そしてジルダを歌ったネイディーン・シエラさん。前評判通り、伸びのある美声と表情豊かなコロラトゥーラソプラノですね。声に芯があるので微弱音の響きも良く、まるで天使のような歌声にしびれてしまいました(笑)。

リゴレットとジルダのの親子の二重唱はどれも素晴らしく、特に2幕のアリア「悪魔め、鬼め」からリゴレットが公爵への復讐を誓う幕切れまでの盛り上がりは、オケが一体となった高揚感が最高でした。

マントヴァ公爵のハヴィエル・カマレナさんは伸びのある美声。尻上がりに調子が出てきて、3幕の女心の歌は決めてくれました。

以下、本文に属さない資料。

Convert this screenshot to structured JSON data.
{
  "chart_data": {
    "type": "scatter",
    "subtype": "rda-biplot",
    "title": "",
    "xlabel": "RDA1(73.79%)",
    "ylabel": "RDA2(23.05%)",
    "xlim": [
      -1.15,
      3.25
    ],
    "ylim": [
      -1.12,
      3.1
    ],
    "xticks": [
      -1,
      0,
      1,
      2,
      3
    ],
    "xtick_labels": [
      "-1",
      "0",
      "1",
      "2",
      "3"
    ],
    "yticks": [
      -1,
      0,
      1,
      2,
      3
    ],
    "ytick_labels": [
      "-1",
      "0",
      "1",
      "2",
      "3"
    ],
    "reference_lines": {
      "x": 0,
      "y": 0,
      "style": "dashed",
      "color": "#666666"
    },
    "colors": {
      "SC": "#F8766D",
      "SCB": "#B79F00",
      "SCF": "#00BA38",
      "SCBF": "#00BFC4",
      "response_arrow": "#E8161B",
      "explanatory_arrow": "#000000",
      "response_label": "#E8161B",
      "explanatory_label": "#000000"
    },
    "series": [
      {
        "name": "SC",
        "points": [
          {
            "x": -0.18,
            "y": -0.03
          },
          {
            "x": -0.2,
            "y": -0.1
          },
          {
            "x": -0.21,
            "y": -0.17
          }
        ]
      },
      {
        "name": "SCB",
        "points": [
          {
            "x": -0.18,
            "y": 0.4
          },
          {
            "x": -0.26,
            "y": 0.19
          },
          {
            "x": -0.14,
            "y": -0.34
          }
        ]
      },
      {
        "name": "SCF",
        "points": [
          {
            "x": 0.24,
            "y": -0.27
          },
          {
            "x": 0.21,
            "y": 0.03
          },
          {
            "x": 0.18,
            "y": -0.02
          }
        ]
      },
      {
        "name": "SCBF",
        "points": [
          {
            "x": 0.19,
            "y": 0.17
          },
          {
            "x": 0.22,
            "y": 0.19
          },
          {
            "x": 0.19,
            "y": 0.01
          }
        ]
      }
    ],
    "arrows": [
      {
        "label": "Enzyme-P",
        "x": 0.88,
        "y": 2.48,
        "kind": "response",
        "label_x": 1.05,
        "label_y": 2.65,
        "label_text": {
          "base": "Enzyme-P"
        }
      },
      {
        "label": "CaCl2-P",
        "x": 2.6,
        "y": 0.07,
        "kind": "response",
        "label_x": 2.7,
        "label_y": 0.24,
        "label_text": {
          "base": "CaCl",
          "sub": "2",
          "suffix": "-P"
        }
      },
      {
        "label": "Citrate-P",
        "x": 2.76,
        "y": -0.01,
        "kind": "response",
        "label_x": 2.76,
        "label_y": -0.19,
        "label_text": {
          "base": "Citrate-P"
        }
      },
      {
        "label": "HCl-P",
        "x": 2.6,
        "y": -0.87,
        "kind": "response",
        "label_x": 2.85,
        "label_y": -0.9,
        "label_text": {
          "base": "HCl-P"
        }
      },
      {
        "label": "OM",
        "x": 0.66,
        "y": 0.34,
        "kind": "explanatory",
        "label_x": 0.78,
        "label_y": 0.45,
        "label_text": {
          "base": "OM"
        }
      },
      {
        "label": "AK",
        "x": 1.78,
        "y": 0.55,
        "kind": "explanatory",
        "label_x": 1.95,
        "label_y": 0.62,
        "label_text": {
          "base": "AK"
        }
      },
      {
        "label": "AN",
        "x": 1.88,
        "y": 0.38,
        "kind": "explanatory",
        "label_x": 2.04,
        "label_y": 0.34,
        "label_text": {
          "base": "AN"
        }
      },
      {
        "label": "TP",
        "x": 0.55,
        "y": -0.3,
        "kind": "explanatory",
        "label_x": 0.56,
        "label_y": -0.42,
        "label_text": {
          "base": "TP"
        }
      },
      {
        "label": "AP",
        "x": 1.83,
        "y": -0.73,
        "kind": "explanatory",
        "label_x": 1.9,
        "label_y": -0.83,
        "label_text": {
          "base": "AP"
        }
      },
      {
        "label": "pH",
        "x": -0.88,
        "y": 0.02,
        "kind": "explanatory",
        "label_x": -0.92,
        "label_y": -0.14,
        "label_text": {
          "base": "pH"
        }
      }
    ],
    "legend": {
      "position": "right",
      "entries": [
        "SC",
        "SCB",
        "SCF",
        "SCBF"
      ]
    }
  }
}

スパラフチーレのアレクサンデル・コペツィさん、マッダレーナのアンヌ・マリー・スタンリーさん、モンテローネ伯爵のエリック・グリーンさんともに適役で舞台を引き締めていました。全体的に若い歌手が多い印象で、躍動感と生命観あふれるオペラを楽しむことができました。

 

昨日の開演は18時30分。ホールで軽食を購入できるかもしれませんが、幕間が1回しかないため、事前にコンビニで食事を購入して開演1時間前にNHKホールへ向かいました。驚いたことに、コロナ渦以降もNHKホールではロビーでの食事が一切禁止となっていて、軽食の販売もありません。ということで、雨も小やみになったので外出券をもらってホールの外に出て、食事をすることにしました。チケットと共に記念撮影(笑)。気になるお客さんの入りは、平日夜の公演ということもあってか空席が目立ちました。一方、神奈川県民ホールの初日(土曜日)は大入りが出たそうです。大昔のバブル期のオペラ来日公演はチケットをとるのが非常に難しく、発売から1時間で売り切れてしまうこともしばしばありました。あの当時に比べてチケット代は2倍程度で、今回のように充実した舞台芸術を日本にいながら堪能できるのは嬉しいですね。しかし、NHKホール、東京文化会館、神奈川県民ホールともに老朽化に直面し、再びの改修工事に数年かかることを考えると、将来大規模なオペラの引っ越し公演を行える劇場がネックとなることが懸念されます。来年東京文化会館でウイーン国立歌劇場の来日公演が発表され一安心です。